En sus respectivos intentos de consolar la dignidad de cocinero de dos maneras distintas, no habían hecho más que poner de relieve su ruina.

Se agacharon para recoger sus pertenencias, él con cuidado de meter las páginas de las cartas en los sobres correspondientes. Un día se las devolvería a Biju para que su hijo tuviera un testimonio de su viaje y experimentara un sentimiento de orgullo y éxito.

5

Biju en el Baby Bistro.

Arriba, el restaurante era francés, pero abajo en la cocina era mexicano e indio. Y cuando se contrató a un paki, pasó a ser mexicano, indio y paquistaní.

Biju en Le Colonial para disfrutar de la auténtica experiencia colonial.

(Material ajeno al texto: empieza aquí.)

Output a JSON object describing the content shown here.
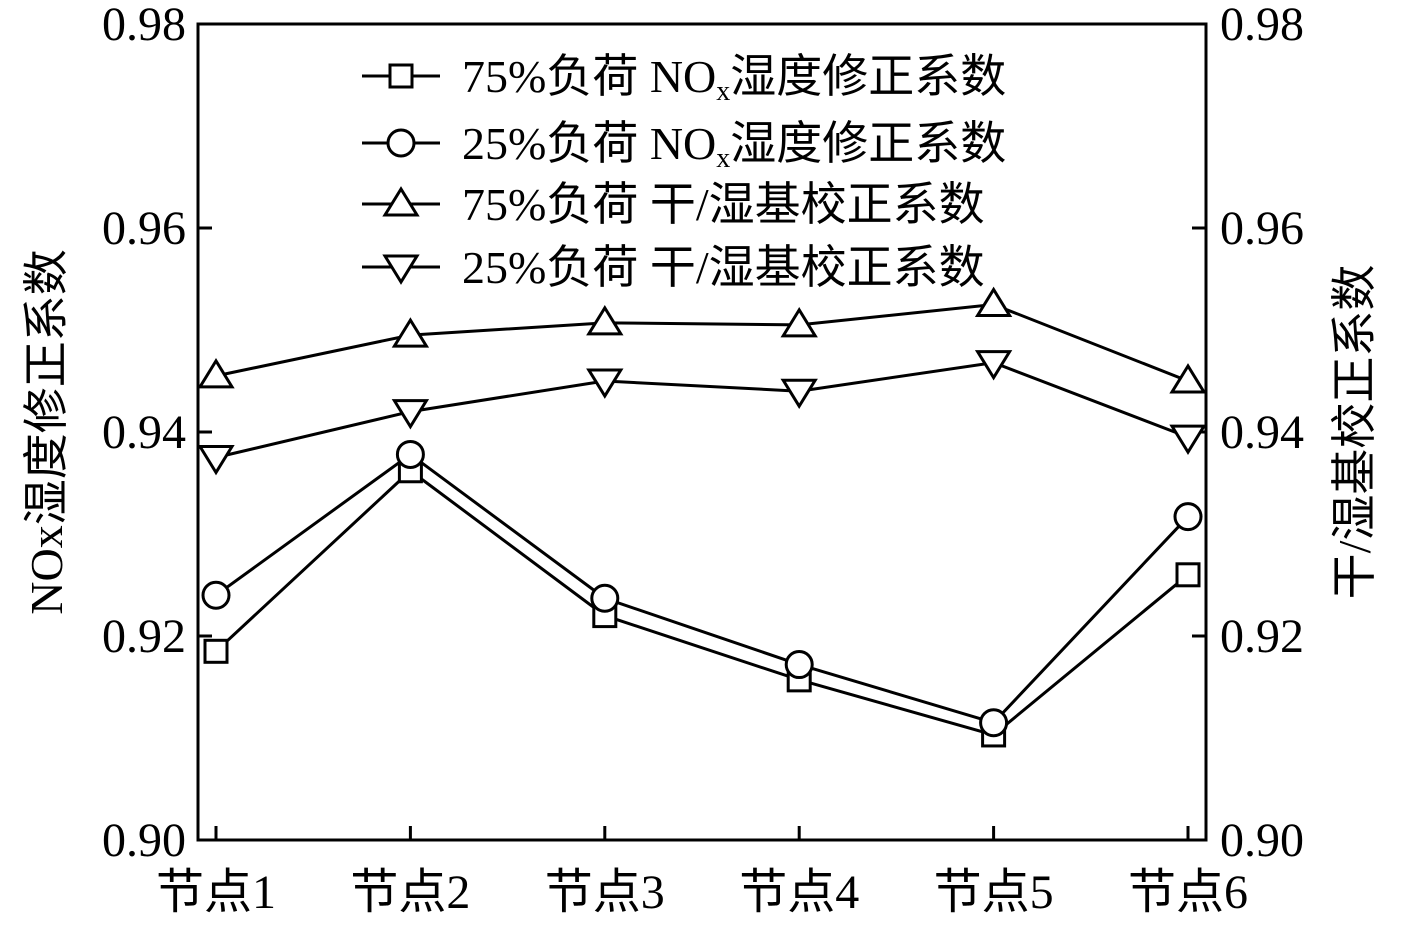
{
  "chart_data": {
    "type": "line",
    "categories": [
      "节点1",
      "节点2",
      "节点3",
      "节点4",
      "节点5",
      "节点6"
    ],
    "ylabel_left": "NOx湿度修正系数",
    "ylabel_right": "干/湿基校正系数",
    "ylim": [
      0.9,
      0.98
    ],
    "y_ticks": [
      "0.90",
      "0.92",
      "0.94",
      "0.96",
      "0.98"
    ],
    "y_ticks_right": [
      "0.90",
      "0.92",
      "0.94",
      "0.96",
      "0.98"
    ],
    "legend_position": "top-right",
    "series": [
      {
        "name": "75%负荷 NOx湿度修正系数",
        "marker": "square",
        "axis": "left",
        "values": [
          0.9185,
          0.9362,
          0.922,
          0.9157,
          0.9103,
          0.926
        ]
      },
      {
        "name": "25%负荷 NOx湿度修正系数",
        "marker": "circle",
        "axis": "left",
        "values": [
          0.924,
          0.9378,
          0.9237,
          0.9172,
          0.9115,
          0.9317
        ]
      },
      {
        "name": "75%负荷 干/湿基校正系数",
        "marker": "triangle-up",
        "axis": "right",
        "values": [
          0.9455,
          0.9495,
          0.9507,
          0.9505,
          0.9525,
          0.945
        ]
      },
      {
        "name": "25%负荷 干/湿基校正系数",
        "marker": "triangle-down",
        "axis": "right",
        "values": [
          0.9375,
          0.942,
          0.945,
          0.944,
          0.9468,
          0.9395
        ]
      }
    ]
  }
}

Por encima, lujoso estilo colonial, y por debajo, nativo pobre. Colombiano, tunecino, ecuatoriano, gambiano.

Después a la Cafetería Barras y Estrellas. Una bandera genuinamente americana encima, una bandera genuinamente colombiana debajo.

Y una bandera india cuando llegó Biju.

– ¿Dónde está Guatemala? -tuvo que preguntar.

– ¿Dónde está Guam?

– ¿Dónde está Madagascar?

– ¿Dónde está Guayana?

– ¿Es que no lo sabes? -dijo el guayanés-. Hay indios por todas partes en Guayana, tío.

– Indios en Guam. Prácticamente mires donde mires, indios.

– ¿Trinidad?

– ¡Trinidad está llena de indios! Venga a decir: «Abre una lata de salmóón, tíooo.» ¿No es increíble?

Madagascar: indios indios.

Chile: en el duty-free de Zona Rosa en Tierra del Fuego, indios, whisky, aparatos electrónicos. Amargura al pensar en los paquistaníes en el negocio de coches de segunda mano allá en Areca. «Ah… olvídalo… deja que esos bhenchoots se ganen su veinticinco por ciento…»

Kenia. Sudáfrica. Arabia Saudí. Fiji. Nueva Zelanda. Surinam.

En Canadá, un grupo de sijs llegó tiempo atrás; se fueron a áreas remotas y las mujeres se quitaron sus salwars y llevaban las kurtas a guisa de vestidos.

Indios, sí, en Alaska; un desi era propietario de la última tienda almacén en el último pueblo antes del Polo Norte, comida enlatada en su mayoría, aparejos de pesca, sacos de sal y palas; su mujer se quedó en Karnal con los niños, donde, gracias a los sacrificios del marido, podían costearse el Jardín de Infancia Angelitos.

En el mar Negro, sí, indios, al frente de un negocio de especias.